Felipe no necesitó oír más. Deslizóse por entre los arbustos y saliendo a la alameda, la atravesó con el mayor silencio que pudo para evitar el ser descubierto. Sabía muy bien que aquellos desalmados pertenecían a una banda de desertores que infestaba el país. Sin otra preocupación que la de salvar a Poots y a su hija, olvidó por un momento a su desgraciado padre y la carta que acababa de leer. Conocedor del país, no tardó en hacerse cargo de la dirección que debía tomar para ir a la solitaria casa del médico; echó a correr con toda la ligereza de sus piernas y a los veinte minutos se detenía, falto de aliento junto a la puerta.
Como de costumbre, allí no se percibía ningún ruido. Llamó y no obtuvo respuesta; repitió el llamamiento varias veces, pero obtuvo el mismo negativo resultado. Mynheer Poots debía de haber ido a visitar algún enfermo y no estaría en casa. Felipe entonces, gritó:
—Señorita, si su padre ha salido, como presumo, escúcheme usted. Soy Felipe Vanderdecken. He oído casualmente la conversación de cuatro criminales que pretenden asesinar y robar al anciano Poots. Dentro de una hora y quizá antes estarán aquí y he venido a proteger a ustedes en cuanto me sea posible. Juro a usted por la reliquia que me ha devuelto esta mañana que es cierto cuanto llevo dicho.
Transcurrió un largo rato sin que nadie contestara.
—Señorita —volvió a decir—, contésteme si aprecia su honra, que debe ser para usted más preciosa que el oro para su padre. Abra esa ventana y oiga lo que voy a referirle; ningún peligro hay en ello.
Al fin se abrió la ventana, y Felipe pudo contemplar en ella, a través de la obscuridad, la graciosa figura de la hija de Mynheer Poots.
—¿Qué desea usted a esta hora tan inoportuna? ¿Qué es lo que me iba usted a decir hace un minuto, cuando llamó a la puerta?
Felipe refirió entonces detalladamente cuanto había escuchado y concluyó rogando que le permitiera entrar para defenderla.
—No olvide, señorita, lo que le he dicho. Ha sido usted vendida a uno de esos canallas, llamada, según creo, Baetans. El oro supone bien poca cosa, pero permítame que entre para defender su honor que es el mayor tesoro y no crea ni por un solo instante que la engaño. Le juro que es verdad por el alma de mi pobre madre.
—¿Ha dicho usted Baetans?
—Si no he oído mal, así le llamaban los otros; hasta aseguró haber amado a usted en otro tiempo.
—Recuerdo ese nombre; pero ignoro qué hacer ni qué decir. Mi padre ha ido a asistir a un enfermo y acaso tarde mucho en volver. ¿Cómo puedo abrir a usted la casa de noche, estando él ausente y yo sola? Ni debo ni puedo hacerlo, y, sin embargo, me inspira usted confianza. No lo supongo en manera alguna capaz de inventar una fábula para sorprenderme.
—Jamás juego con la honra y la vida de una señorita; permítame que entre.

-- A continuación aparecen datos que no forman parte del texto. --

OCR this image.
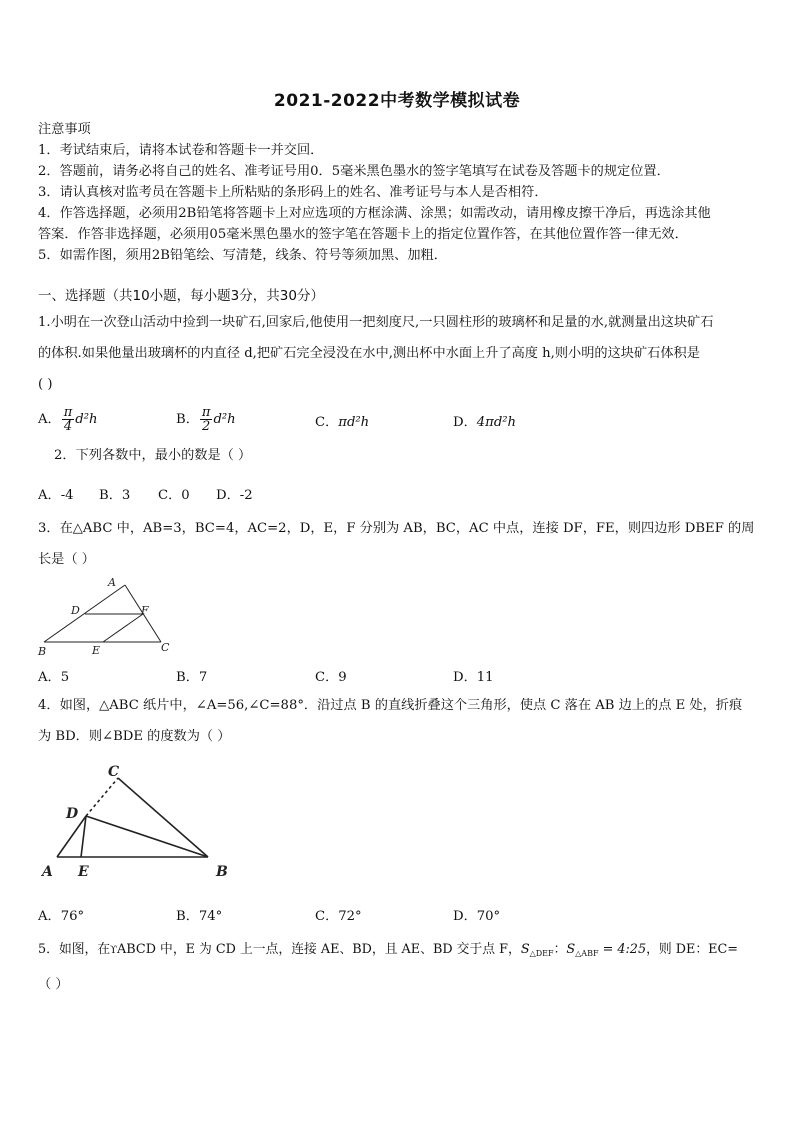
2021-2022中考数学模拟试卷
注意事项
1．考试结束后，请将本试卷和答题卡一并交回．
2．答题前，请务必将自己的姓名、准考证号用0．5毫米黑色墨水的签字笔填写在试卷及答题卡的规定位置．
3．请认真核对监考员在答题卡上所粘贴的条形码上的姓名、准考证号与本人是否相符．
4．作答选择题，必须用2B铅笔将答题卡上对应选项的方框涂满、涂黑；如需改动，请用橡皮擦干净后，再选涂其他
答案．作答非选择题，必须用05毫米黑色墨水的签字笔在答题卡上的指定位置作答，在其他位置作答一律无效．
5．如需作图，须用2B铅笔绘、写清楚，线条、符号等须加黑、加粗．
一、选择题（共10小题，每小题3分，共30分）
1.小明在一次登山活动中捡到一块矿石,回家后,他使用一把刻度尺,一只圆柱形的玻璃杯和足量的水,就测量出这块矿石
的体积.如果他量出玻璃杯的内直径 d,把矿石完全浸没在水中,测出杯中水面上升了高度 h,则小明的这块矿石体积是
( )
A． $\frac{\pi}{4} d^2h$	B． $\frac{\pi}{2} d^2h$	C．πd²h	D．4πd²h
2．下列各数中，最小的数是（ ）
A．-4 B．3 C．0 D．-2
3．在△ABC 中，AB=3，BC=4，AC=2，D，E，F 分别为 AB，BC，AC 中点，连接 DF，FE，则四边形 DBEF 的周
长是（ ）
A
D	F
B	E	C
A．5	B．7	C．9	D．11
4．如图，△ABC 纸片中，∠A=56,∠C=88°．沿过点 B 的直线折叠这个三角形，使点 C 落在 AB 边上的点 E 处，折痕
为 BD．则∠BDE 的度数为（ ）
C
D
A E	B
A．76°	B．74°	C．72°	D．70°
5．如图，在ϒABCD 中，E 为 CD 上一点，连接 AE、BD，且 AE、BD 交于点 F，$S_{\triangle DEF}$：$S_{\triangle ABF}$ = 4:25，则 DE：EC=
（ ）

—Pero, aun cuando lo permita, ¿qué va usted a hacer contra tantos? Ellos son cuatro, lo arrollarían, y, en vez de una vida, sacrificarían dos.
—No ocurrirá semejante cosa, si tiene usted armas; creo que su padre no vivirá en este retiro sin ellas. En cuanto a mí no temo, y bien sabe usted que tampoco soy cobarde.
—Me consta; pero me sorprende que arriesgue su vida por salvar la de aquellos a quienes no hace mucho intentaba matar. Le doy, pues, las gracias de todo corazón, pero no me atrevo a abrir la puerta.
—En ese caso, señorita, si no me permite usted entrar no me moveré de aquí y sin armas mal podré defenderme contra cuatro bandidos que no carecen de ellas; me dejaré matar para demostrar que es sincero mi juramento a una persona a quien de todos modos defenderé aun a costa de…
—¡Dios mío! ¿Voy, entonces, a asesinarlo yo? No puedo permitirlo. Júreme por lo que más quiera en el mundo que no me engaña.
—Lo juro por usted misma, que es para mí lo más sagrado.
Seguidamente se cerró la ventana y dos minutos después se abrió la puerta, apareciendo en ella la encantadora joven. Llevaba una luz en la mano derecha, y sus mejillas pasaban, alternativamente, del rojo más subido a la más extremada palidez. Tenía el brazo izquierdo extendido hacia abajo y en la mano una pistola medio oculta. Felipe, aunque vio el arma, se hizo el desentendido, y fingió no advertir su precaución.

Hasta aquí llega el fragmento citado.